NYAPRS Note: According to a report recently released by the VERA Institute of Justice, the key to preventing people with serious mental health conditions from incarceration is early intervention. The full report, entitled “First-Episode Incarceration: Creating a Recovery-Informed Framework for Integrated Mental Health and Criminal Justice Responses,” is available HERE.
Mental Illness and Incarceration: Disrupting the Link
The Crime Report February 3, 2016
Early intervention programs may be the key to preventing people with serious mental illness from ending up in prison, according to a report released this week by the VERA Institute of Justice.
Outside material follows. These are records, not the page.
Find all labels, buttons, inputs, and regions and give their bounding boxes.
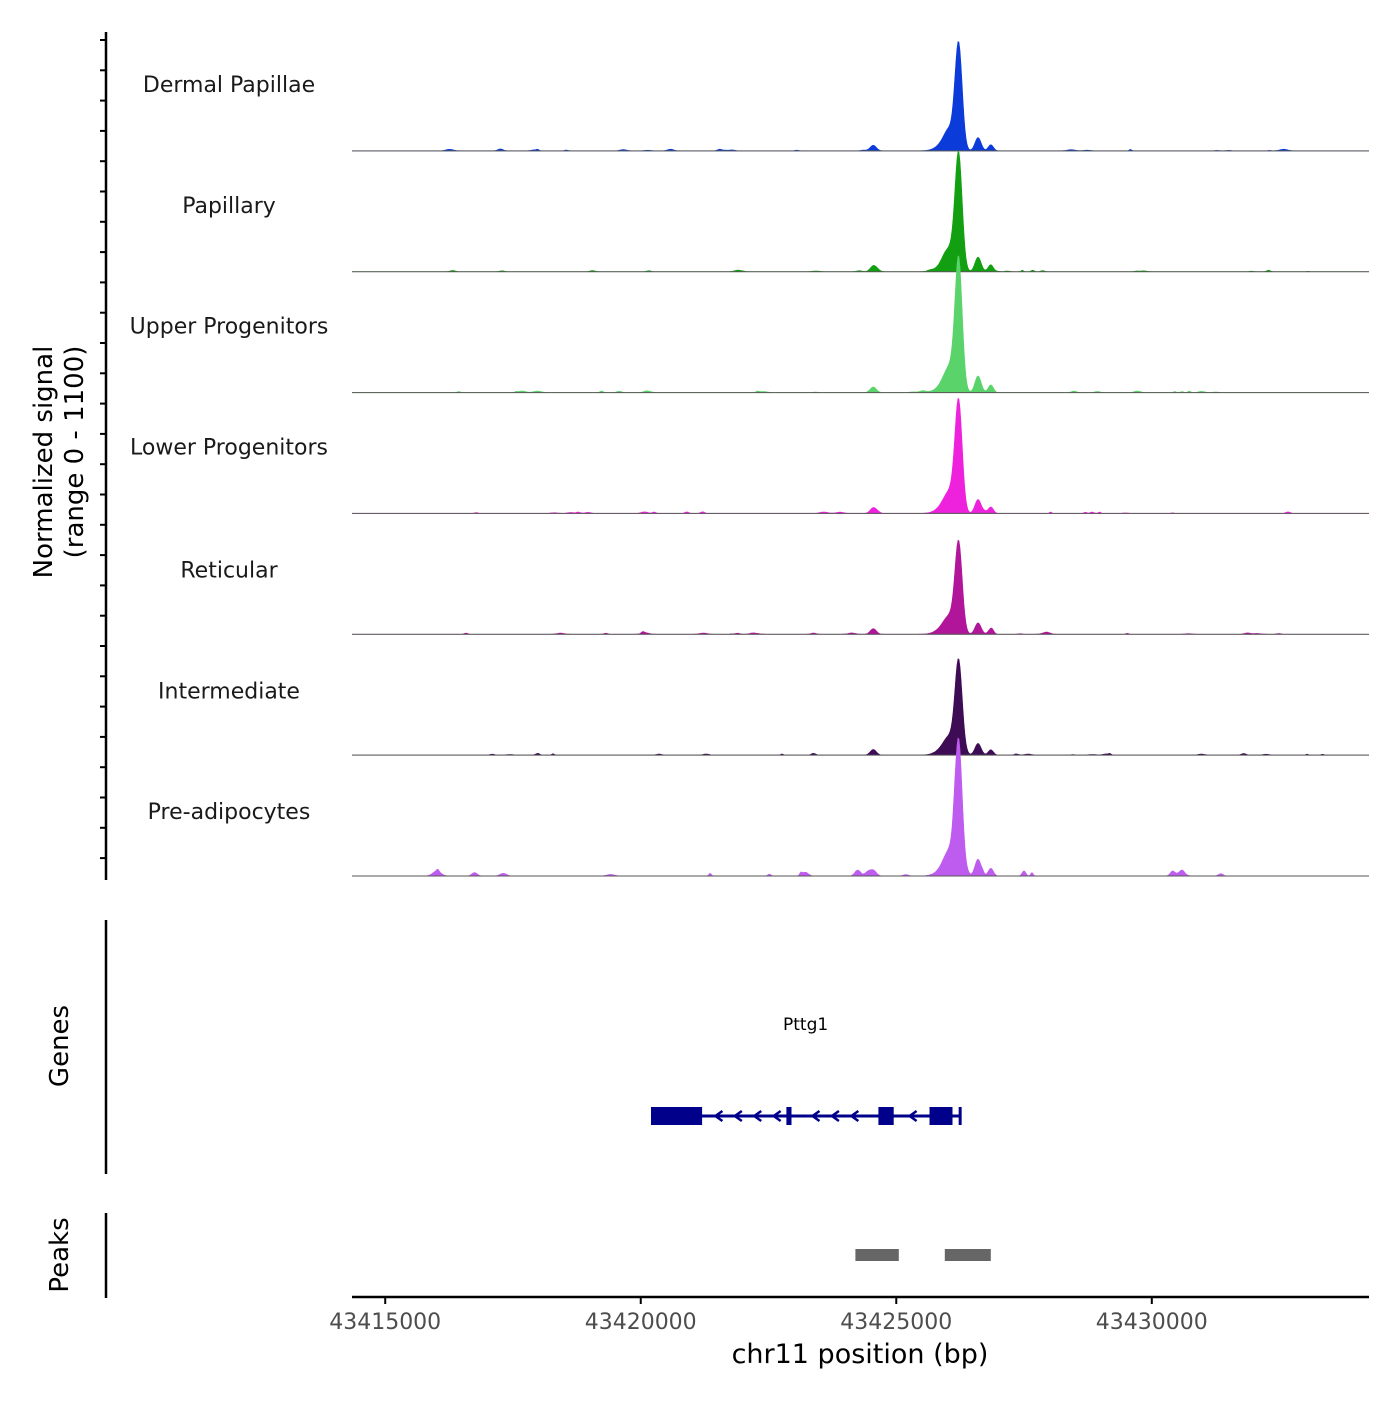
coverage-track: Dermal Papillae xyxy=(143,40,1369,152)
coverage-track: Reticular xyxy=(180,539,1369,635)
gene-exon xyxy=(929,1107,953,1125)
coverage-area xyxy=(352,658,1369,756)
gene-track: Pttg1 xyxy=(650,1015,962,1125)
gene-exon xyxy=(878,1107,894,1125)
strand-arrow xyxy=(829,1109,840,1123)
coverage-track-label: Papillary xyxy=(182,194,276,219)
coverage-area xyxy=(352,737,1369,877)
strand-arrow xyxy=(752,1109,762,1123)
peaks-track-label: Peaks xyxy=(45,1217,75,1292)
y-axis-title-line1: Normalized signal xyxy=(29,346,59,579)
gene-exon xyxy=(651,1107,703,1125)
strand-arrow xyxy=(849,1109,860,1123)
y-axis-title-line2: (range 0 - 1100) xyxy=(60,346,90,559)
coverage-track-label: Lower Progenitors xyxy=(130,436,328,461)
coverage-area xyxy=(352,539,1369,635)
strand-arrow xyxy=(810,1109,821,1123)
peak-region xyxy=(855,1249,899,1261)
coverage-y-ticks xyxy=(100,39,106,860)
coverage-track: Upper Progenitors xyxy=(130,255,1369,394)
gene-label: Pttg1 xyxy=(783,1015,828,1035)
strand-arrow xyxy=(713,1109,724,1123)
coverage-track-label: Pre-adipocytes xyxy=(148,800,311,825)
coverage-track: Papillary xyxy=(182,150,1369,273)
coverage-tracks: Dermal Papillae Papillary Upper Progenitor… xyxy=(130,40,1369,877)
coverage-track-label: Intermediate xyxy=(158,679,300,704)
peaks-track xyxy=(855,1249,991,1261)
strand-arrow xyxy=(907,1109,918,1123)
coverage-area xyxy=(352,40,1369,152)
coverage-track: Lower Progenitors xyxy=(130,397,1369,514)
peak-region xyxy=(944,1249,991,1261)
coverage-area xyxy=(352,150,1369,272)
x-tick-label: 43420000 xyxy=(585,1310,697,1335)
coverage-track-label: Dermal Papillae xyxy=(143,73,315,98)
strand-arrow xyxy=(732,1109,743,1123)
coverage-track-label: Upper Progenitors xyxy=(130,315,329,340)
coverage-track: Intermediate xyxy=(158,658,1369,756)
coverage-track: Pre-adipocytes xyxy=(148,737,1369,877)
coverage-area xyxy=(352,397,1369,514)
x-tick-label: 43415000 xyxy=(329,1310,441,1335)
strand-arrow xyxy=(771,1109,782,1123)
x-tick-label: 43425000 xyxy=(840,1310,952,1335)
coverage-track-label: Reticular xyxy=(180,558,278,583)
x-tick-label: 43430000 xyxy=(1096,1310,1208,1335)
x-axis-ticks: 43415000 43420000 43425000 43430000 xyxy=(329,1297,1208,1335)
x-axis-title: chr11 position (bp) xyxy=(732,1339,989,1370)
genes-track-label: Genes xyxy=(45,1005,75,1087)
gene-exon xyxy=(786,1107,792,1125)
coverage-area xyxy=(352,255,1369,393)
Currently, more than half a million people who are mentally ill are incarcerated in U.S. prisons and jails on any given day, the report states, noting that it is equivalent to the number of people held in “deplorable” conditions in psychiatric institutions during the 1950s.
“The driving idea is a simple one: To invest in people early on to avert or halt a trajectory of interaction with the criminal justice system,” write authors Leah G. Pope, Kim Hopper, Chelsea Davis and David Cloud in the report, entitled “First-Episode Incarceration: Creating a Recovery-Informed Framework for Integrated Mental Health and Criminal Justice Responses.” The authors add: “At a basic level, prevention and early intervention may be less about designing totally new programs than about integrating existing elements of effective practice into a comprehensive program.”
Examples provided by the study included designing programs that help homeless clients find housing, and offer enough flexibility to allow them to enroll in school or vocational training and foster a sense of empowerment. The recommendations were developed based on feedback from 11 practitioners nationwide—including policymakers, academics and other professionals—who work at the intersection of mental health and criminal justice.